The end-to-end test is the part I wouldn't skip, because "the daemons came up" is not the same as "a client can use it." RGW answered 200 and a bucket round-tripped. CephFS mounted over ceph-fuse with the scoped keyring, and a file written through it read back. RBD was the strict one: map over rbd-nbd, mkfs.ext4, mount, write a file, unmap, remap, check the file's still there. That unmap-and-remap is what proves the block actually landed in the backing store and wasn't just sitting in a client cache.

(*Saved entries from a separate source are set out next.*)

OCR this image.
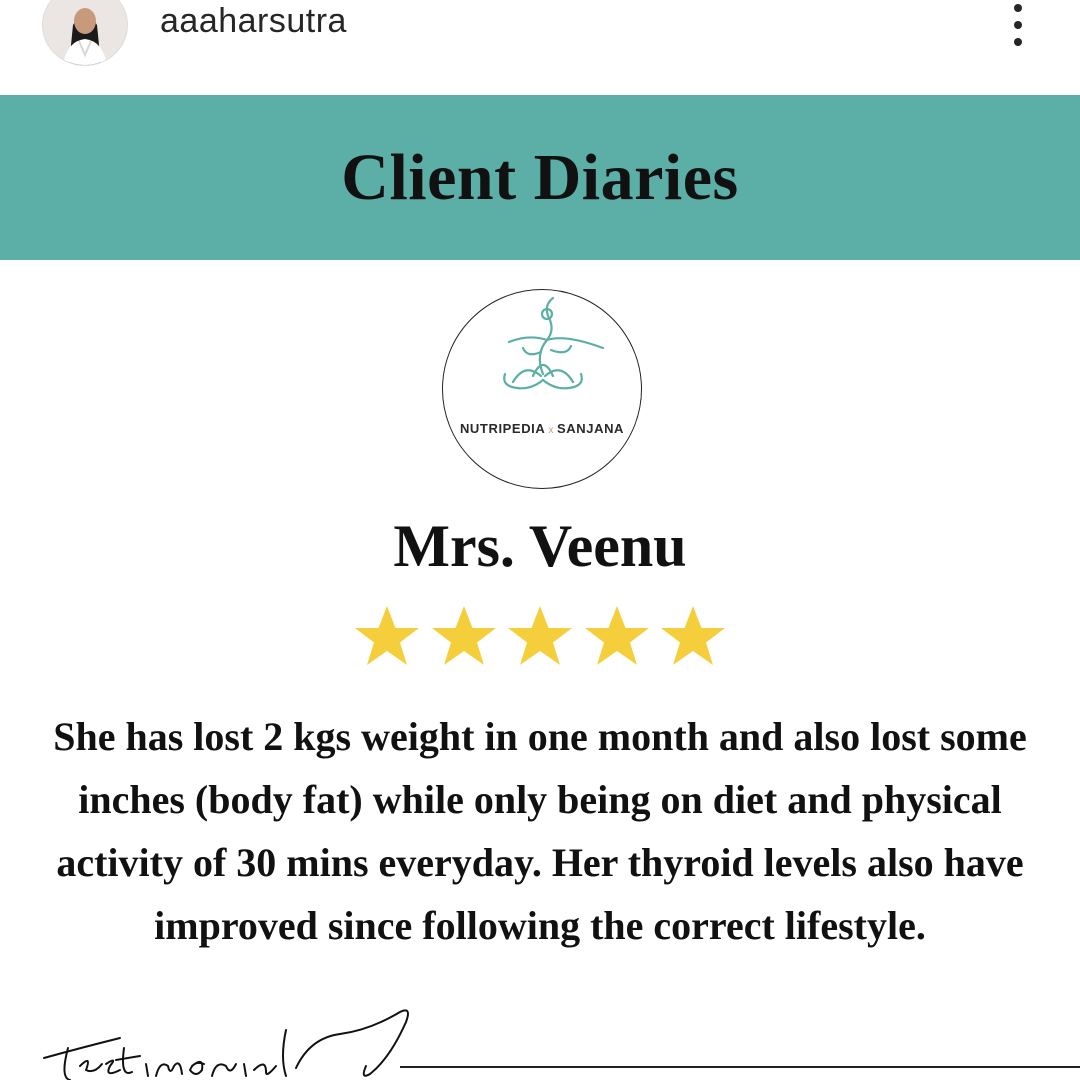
aaaharsutra
Client Diaries
NUTRIPEDIA x SANJANA
Mrs. Veenu
She has lost 2 kgs weight in one month and also lost some inches (body fat) while only being on diet and physical activity of 30 mins everyday. Her thyroid levels also have improved since following the correct lifestyle.
testimonials
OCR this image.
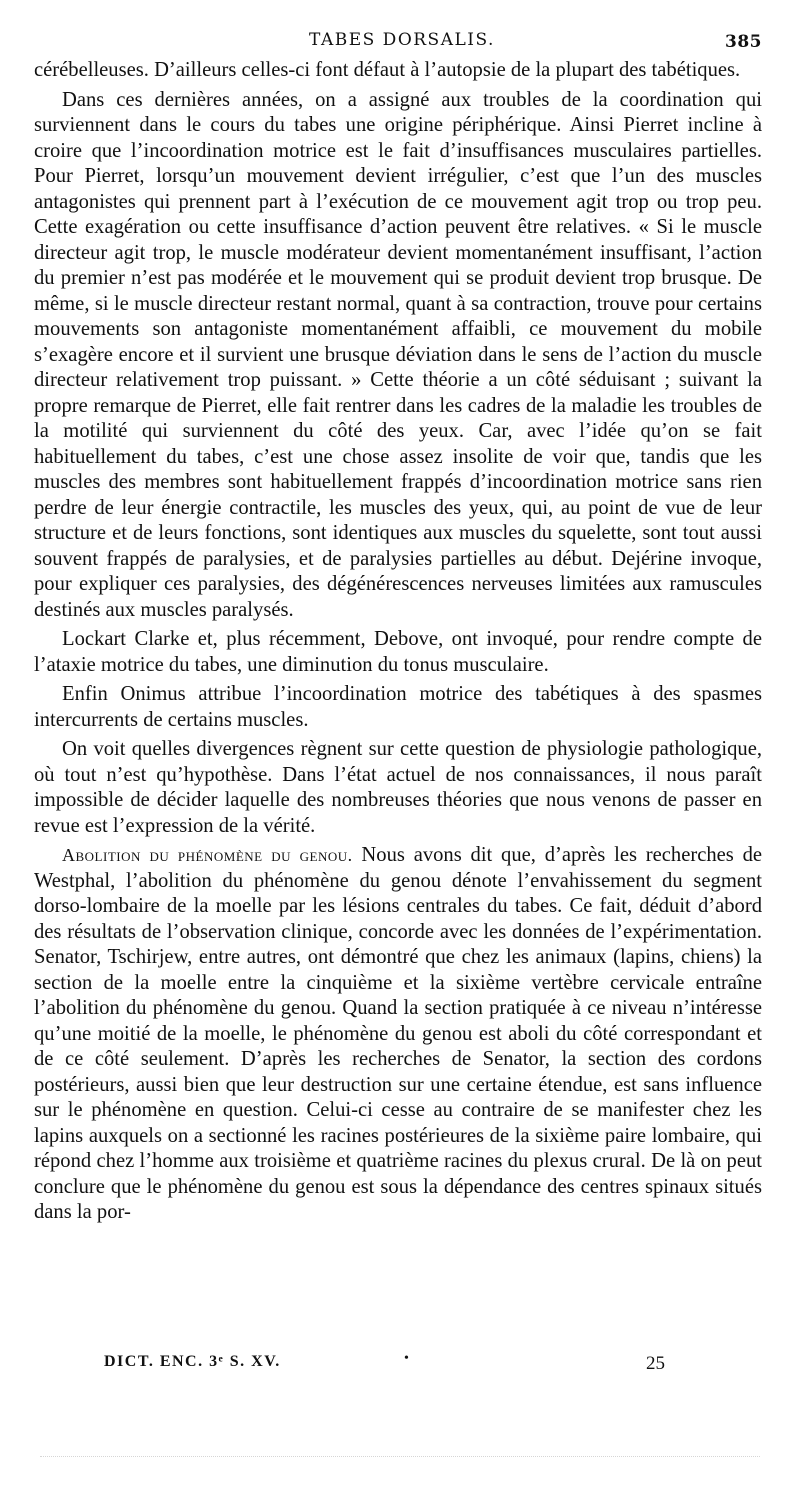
TABES DORSALIS.	385

cérébelleuses. D’ailleurs celles-ci font défaut à l’autopsie de la plupart des tabétiques.

Dans ces dernières années, on a assigné aux troubles de la coordination qui surviennent dans le cours du tabes une origine périphérique. Ainsi Pierret incline à croire que l’incoordination motrice est le fait d’insuffisances musculaires partielles. Pour Pierret, lorsqu’un mouvement devient irrégulier, c’est que l’un des muscles antagonistes qui prennent part à l’exécution de ce mouvement agit trop ou trop peu. Cette exagération ou cette insuffisance d’action peuvent être relatives. « Si le muscle directeur agit trop, le muscle modérateur devient momentanément insuffisant, l’action du premier n’est pas modérée et le mouvement qui se produit devient trop brusque. De même, si le muscle directeur restant normal, quant à sa contraction, trouve pour certains mouvements son antagoniste momentanément affaibli, ce mouvement du mobile s’exagère encore et il survient une brusque déviation dans le sens de l’action du muscle directeur relativement trop puissant. » Cette théorie a un côté séduisant ; suivant la propre remarque de Pierret, elle fait rentrer dans les cadres de la maladie les troubles de la motilité qui surviennent du côté des yeux. Car, avec l’idée qu’on se fait habituellement du tabes, c’est une chose assez insolite de voir que, tandis que les muscles des membres sont habituellement frappés d’incoordination motrice sans rien perdre de leur énergie contractile, les muscles des yeux, qui, au point de vue de leur structure et de leurs fonctions, sont identiques aux muscles du squelette, sont tout aussi souvent frappés de paralysies, et de paralysies partielles au début. Dejérine invoque, pour expliquer ces paralysies, des dégénérescences nerveuses limitées aux ramuscules destinés aux muscles paralysés.

Lockart Clarke et, plus récemment, Debove, ont invoqué, pour rendre compte de l’ataxie motrice du tabes, une diminution du tonus musculaire.

Enfin Onimus attribue l’incoordination motrice des tabétiques à des spasmes intercurrents de certains muscles.

On voit quelles divergences règnent sur cette question de physiologie pathologique, où tout n’est qu’hypothèse. Dans l’état actuel de nos connaissances, il nous paraît impossible de décider laquelle des nombreuses théories que nous venons de passer en revue est l’expression de la vérité.

Abolition du phénomène du genou. Nous avons dit que, d’après les recherches de Westphal, l’abolition du phénomène du genou dénote l’envahissement du segment dorso-lombaire de la moelle par les lésions centrales du tabes. Ce fait, déduit d’abord des résultats de l’observation clinique, concorde avec les données de l’expérimentation. Senator, Tschirjew, entre autres, ont démontré que chez les animaux (lapins, chiens) la section de la moelle entre la cinquième et la sixième vertèbre cervicale entraîne l’abolition du phénomène du genou. Quand la section pratiquée à ce niveau n’intéresse qu’une moitié de la moelle, le phénomène du genou est aboli du côté correspondant et de ce côté seulement. D’après les recherches de Senator, la section des cordons postérieurs, aussi bien que leur destruction sur une certaine étendue, est sans influence sur le phénomène en question. Celui-ci cesse au contraire de se manifester chez les lapins auxquels on a sectionné les racines postérieures de la sixième paire lombaire, qui répond chez l’homme aux troisième et quatrième racines du plexus crural. De là on peut conclure que le phénomène du genou est sous la dépendance des centres spinaux situés dans la por-

DICT. ENC. 3ᵉ S. XV.	•	25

The devices that look like leftovers but are not

After an RBD test, /dev/nbd0 through /dev/nbd15 stick around, all size zero, like the playground failed to clean up. It didn't. Those nodes are what the kernel nbd module makes when it loads (nbds_max defaults to 16), and rbd-nbd map auto-loads it. The slots sit idle until the next reboot or a modprobe -r nbd. Same deal as the pre-allocated /dev/loop* nodes. Knowing which leftovers are yours and which the kernel always makes is half of not chasing ghosts.

What it is for

This isn't a production deployment and it doesn't pretend to be. One OSD, no replication, no failure domains, the whole cluster a single point of failure by design, all of it in volatile memory. That's the point. It's a real RADOS endpoint with the real RGW, MDS and RBD surfaces, cheap enough to spin up and tear down inside a test run, that leaves nothing behind.

Rook's still the right answer when you want a cluster you can break and watch heal. When you want an S3 URL in thirty seconds and your SSD untouched, this is the smaller, sharper tool.

The code is on GitHub.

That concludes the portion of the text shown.